I was ready to go to the orchard this morning to set it up, but we woke to a poorly dog with diarrhoea, so I can't come out to "play".  The Gods conspire. Ah well, I'll do the work during the week.

Sunday 11 December 2016

Some new apple trees in Turnditch Orchard

We've just planted three new apple trees in the orchard. They are bare root trees. We've put them in the gaps between the existing fruit trees.

D'Arcy Spice -  This is a cooking apple.



Genet Moyle - A cider apple tree, it can also be used for cooking.


Tom Putt - A cider apple tree.


We have been a bit disappointed with the progress of the trees we planted a couple of years ago. The problem is probably the soil in the orchard. In places there's heavy clay soil on top of the floodplain alluvial soil. This arises from dumping on the site by previous owners, possibly with the waste from building sites.  So this time we've taken some extra care with these new trees. 

We bought some bags of top soil from an agricultural supplier. We added approximately 30% of well rotted farm manure and some bone meal into the top soil and then mixed it thoroughly. We dug holes large enough to comfortably accommodate the root of the new trees. In the base of the holes we added a 4 cm layer of sand and aggregate to improve drainage. We covered  the sand with a couple of cms of the soil manure mix. Next, we poured in water to the depth of approximately 5 cms deep. and let it soak away. On the side of the prevailing wind we drove in a treated 7cm tree stake to the base of the hole ready to help support the new trees.

Meanwhile we'd been pre-soaking the apple tree roots for about 30 minutes in a bucket of water. We lifted the tree into the hole and then coated the roots with Mycorrhizal fungi treatment powder. Next we lifted the tree into place in the hole, then we carefully added the soil mix around the roots to plant the tree. Once we had filled the hole we gently pressed down on the soil to firm it in place before added some water to soak the soil around the roots. A tree stake tie was used to secure the tree from wind damage, then finally we added a plastic spiral tree guard to prevent damage by rodents such as rabbits, rats, squirrels. We checked the other trees in the orchard to ensure they all had spiral plastic tree guards.

The Mycorrhizal fungi forms a symbiotic bond with the tree roots and helps the tree to absorb nutrients from the soil. The bone meal also provides nutrients which encourage root growth.



Tuesday 1 November 2016

Grease Bands on the fruit trees

I was over at the Turnditch orchard this afternoon applying  Vitax fruit tree grease to the trunks of the fruit trees. The stuff is spread in a 100 cm band around the trunk at a height of approximately 40 cm. It helps to keep wingless parasites from climbing up the trunk to lay their eggs in the Winter. Notably the main such parasite is the Winter Moth, whose caterpillars can cause a lot of leaf damage in the Spring. In the summer the grease also keeps ants away from the trees. The ants "farm" aphids in the trees and protect them from predators such as Ladybirds. Once the ant pathways up the tree trunk are blocked the parasites such as aphids tend to disappear as the flying predators operate unhindered.

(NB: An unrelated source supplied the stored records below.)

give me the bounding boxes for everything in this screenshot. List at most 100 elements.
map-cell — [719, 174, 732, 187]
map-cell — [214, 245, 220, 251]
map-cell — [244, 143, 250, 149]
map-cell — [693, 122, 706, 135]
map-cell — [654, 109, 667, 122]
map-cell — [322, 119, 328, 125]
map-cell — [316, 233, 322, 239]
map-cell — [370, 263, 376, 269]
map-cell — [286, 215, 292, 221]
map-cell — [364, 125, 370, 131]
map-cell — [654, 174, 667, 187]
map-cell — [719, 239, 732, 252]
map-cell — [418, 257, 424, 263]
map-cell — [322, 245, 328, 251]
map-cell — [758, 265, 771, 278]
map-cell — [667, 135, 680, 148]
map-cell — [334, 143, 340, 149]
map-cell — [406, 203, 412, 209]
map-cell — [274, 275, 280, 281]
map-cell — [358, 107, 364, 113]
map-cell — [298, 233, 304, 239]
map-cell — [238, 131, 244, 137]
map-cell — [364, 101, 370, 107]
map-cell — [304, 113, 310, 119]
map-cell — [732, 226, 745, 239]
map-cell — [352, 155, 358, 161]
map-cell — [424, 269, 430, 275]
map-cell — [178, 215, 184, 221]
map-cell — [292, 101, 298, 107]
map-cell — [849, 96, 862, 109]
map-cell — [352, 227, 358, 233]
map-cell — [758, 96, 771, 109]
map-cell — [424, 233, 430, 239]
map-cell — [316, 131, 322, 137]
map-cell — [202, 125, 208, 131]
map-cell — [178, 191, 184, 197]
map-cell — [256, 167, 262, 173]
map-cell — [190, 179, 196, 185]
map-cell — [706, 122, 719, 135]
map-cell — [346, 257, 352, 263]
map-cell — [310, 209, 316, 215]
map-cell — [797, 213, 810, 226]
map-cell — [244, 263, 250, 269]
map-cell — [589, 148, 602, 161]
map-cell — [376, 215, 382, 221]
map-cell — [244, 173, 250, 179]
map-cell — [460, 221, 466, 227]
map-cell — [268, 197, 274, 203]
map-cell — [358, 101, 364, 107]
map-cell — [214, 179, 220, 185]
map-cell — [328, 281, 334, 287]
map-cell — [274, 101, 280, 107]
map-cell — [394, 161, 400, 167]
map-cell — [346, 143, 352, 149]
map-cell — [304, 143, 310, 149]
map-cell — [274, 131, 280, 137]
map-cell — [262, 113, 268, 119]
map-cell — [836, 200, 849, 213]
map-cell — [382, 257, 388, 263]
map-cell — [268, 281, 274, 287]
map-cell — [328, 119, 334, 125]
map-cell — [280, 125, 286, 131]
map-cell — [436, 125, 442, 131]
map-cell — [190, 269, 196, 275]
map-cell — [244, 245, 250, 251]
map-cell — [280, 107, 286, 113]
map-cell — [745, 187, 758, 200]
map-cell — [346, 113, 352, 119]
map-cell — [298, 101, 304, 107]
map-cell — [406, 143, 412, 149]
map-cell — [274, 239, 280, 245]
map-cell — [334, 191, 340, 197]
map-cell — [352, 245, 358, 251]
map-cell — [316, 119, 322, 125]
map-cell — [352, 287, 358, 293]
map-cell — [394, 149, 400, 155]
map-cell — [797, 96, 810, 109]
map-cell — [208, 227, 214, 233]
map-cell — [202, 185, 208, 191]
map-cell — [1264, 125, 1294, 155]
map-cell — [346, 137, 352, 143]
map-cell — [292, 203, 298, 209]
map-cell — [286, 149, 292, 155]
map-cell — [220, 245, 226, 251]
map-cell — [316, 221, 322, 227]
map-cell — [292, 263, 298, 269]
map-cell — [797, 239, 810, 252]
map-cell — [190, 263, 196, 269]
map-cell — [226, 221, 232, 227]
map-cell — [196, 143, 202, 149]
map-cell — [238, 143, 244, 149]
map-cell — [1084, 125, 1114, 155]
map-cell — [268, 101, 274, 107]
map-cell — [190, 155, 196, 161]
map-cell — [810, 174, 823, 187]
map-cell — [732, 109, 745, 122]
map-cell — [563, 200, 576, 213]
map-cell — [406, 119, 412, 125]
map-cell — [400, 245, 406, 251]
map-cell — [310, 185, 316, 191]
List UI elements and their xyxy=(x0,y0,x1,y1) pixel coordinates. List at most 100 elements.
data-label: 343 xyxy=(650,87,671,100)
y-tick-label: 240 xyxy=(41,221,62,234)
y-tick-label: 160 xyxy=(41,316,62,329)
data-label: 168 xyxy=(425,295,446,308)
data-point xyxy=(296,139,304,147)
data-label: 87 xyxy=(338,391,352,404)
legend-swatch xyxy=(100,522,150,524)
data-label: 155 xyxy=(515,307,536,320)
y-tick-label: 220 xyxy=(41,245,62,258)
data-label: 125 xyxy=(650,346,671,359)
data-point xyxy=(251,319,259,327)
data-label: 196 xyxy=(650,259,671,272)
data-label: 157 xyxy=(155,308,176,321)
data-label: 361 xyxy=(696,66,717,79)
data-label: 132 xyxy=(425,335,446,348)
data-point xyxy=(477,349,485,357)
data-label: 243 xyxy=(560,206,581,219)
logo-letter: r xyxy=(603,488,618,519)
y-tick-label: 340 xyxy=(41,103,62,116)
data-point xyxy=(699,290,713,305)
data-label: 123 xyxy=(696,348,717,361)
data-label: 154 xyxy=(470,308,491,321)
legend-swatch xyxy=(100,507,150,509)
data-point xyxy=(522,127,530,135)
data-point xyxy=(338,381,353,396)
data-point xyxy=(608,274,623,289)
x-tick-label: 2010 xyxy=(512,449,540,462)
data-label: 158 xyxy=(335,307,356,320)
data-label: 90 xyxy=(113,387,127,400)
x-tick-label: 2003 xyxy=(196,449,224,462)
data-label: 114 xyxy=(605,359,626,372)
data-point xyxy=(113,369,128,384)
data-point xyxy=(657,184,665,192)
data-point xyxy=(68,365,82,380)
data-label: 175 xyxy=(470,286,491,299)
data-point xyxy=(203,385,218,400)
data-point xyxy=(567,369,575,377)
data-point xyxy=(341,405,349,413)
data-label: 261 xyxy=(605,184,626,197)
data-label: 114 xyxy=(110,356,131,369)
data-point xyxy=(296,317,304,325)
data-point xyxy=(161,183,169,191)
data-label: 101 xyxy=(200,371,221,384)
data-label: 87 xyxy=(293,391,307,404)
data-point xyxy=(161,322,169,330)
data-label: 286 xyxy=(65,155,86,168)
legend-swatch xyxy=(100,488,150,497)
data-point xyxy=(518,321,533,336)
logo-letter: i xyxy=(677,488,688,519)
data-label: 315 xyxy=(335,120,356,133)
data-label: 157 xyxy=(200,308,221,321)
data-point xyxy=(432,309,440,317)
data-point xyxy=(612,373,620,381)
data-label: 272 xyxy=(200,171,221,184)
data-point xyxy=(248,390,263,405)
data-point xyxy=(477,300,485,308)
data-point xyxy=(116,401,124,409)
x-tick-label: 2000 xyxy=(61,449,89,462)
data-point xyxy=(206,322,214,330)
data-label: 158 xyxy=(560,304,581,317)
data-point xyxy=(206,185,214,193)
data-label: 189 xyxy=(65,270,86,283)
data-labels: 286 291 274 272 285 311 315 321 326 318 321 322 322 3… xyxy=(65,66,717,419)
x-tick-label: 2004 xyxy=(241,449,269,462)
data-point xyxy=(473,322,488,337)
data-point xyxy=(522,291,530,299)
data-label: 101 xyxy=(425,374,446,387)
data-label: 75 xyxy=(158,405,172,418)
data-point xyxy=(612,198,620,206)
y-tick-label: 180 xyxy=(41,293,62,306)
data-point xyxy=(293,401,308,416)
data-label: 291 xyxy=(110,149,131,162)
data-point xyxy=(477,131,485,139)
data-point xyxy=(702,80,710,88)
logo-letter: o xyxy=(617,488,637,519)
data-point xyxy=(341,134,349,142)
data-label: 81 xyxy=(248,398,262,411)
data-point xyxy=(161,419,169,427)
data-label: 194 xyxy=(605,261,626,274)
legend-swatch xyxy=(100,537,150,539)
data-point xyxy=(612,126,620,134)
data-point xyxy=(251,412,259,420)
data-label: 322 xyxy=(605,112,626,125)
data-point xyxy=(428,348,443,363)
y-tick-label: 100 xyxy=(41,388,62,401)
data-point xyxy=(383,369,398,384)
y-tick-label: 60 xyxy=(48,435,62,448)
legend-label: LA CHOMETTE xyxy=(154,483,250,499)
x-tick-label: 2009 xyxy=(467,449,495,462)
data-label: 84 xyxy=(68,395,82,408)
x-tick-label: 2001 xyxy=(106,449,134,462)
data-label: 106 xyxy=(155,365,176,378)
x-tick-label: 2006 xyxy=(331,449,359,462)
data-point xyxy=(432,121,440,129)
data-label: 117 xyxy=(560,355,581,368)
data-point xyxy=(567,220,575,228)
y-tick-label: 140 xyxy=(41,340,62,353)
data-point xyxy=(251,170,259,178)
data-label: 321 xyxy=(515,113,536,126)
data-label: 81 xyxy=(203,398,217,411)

The grease is black and very sticky. It is made from Rapeseed Oil (canola).

Talking of parasites, I found the "missing" quince fruit in the orchard. It was laying in the grass about 30 metres from the quince tree.  A bite had been taken out from one side of the fruit, it looks like the bite of a juvenile human. An education for them perhaps?  Quince grown in this country are generally hard, very tart, and almost inedible until cooked.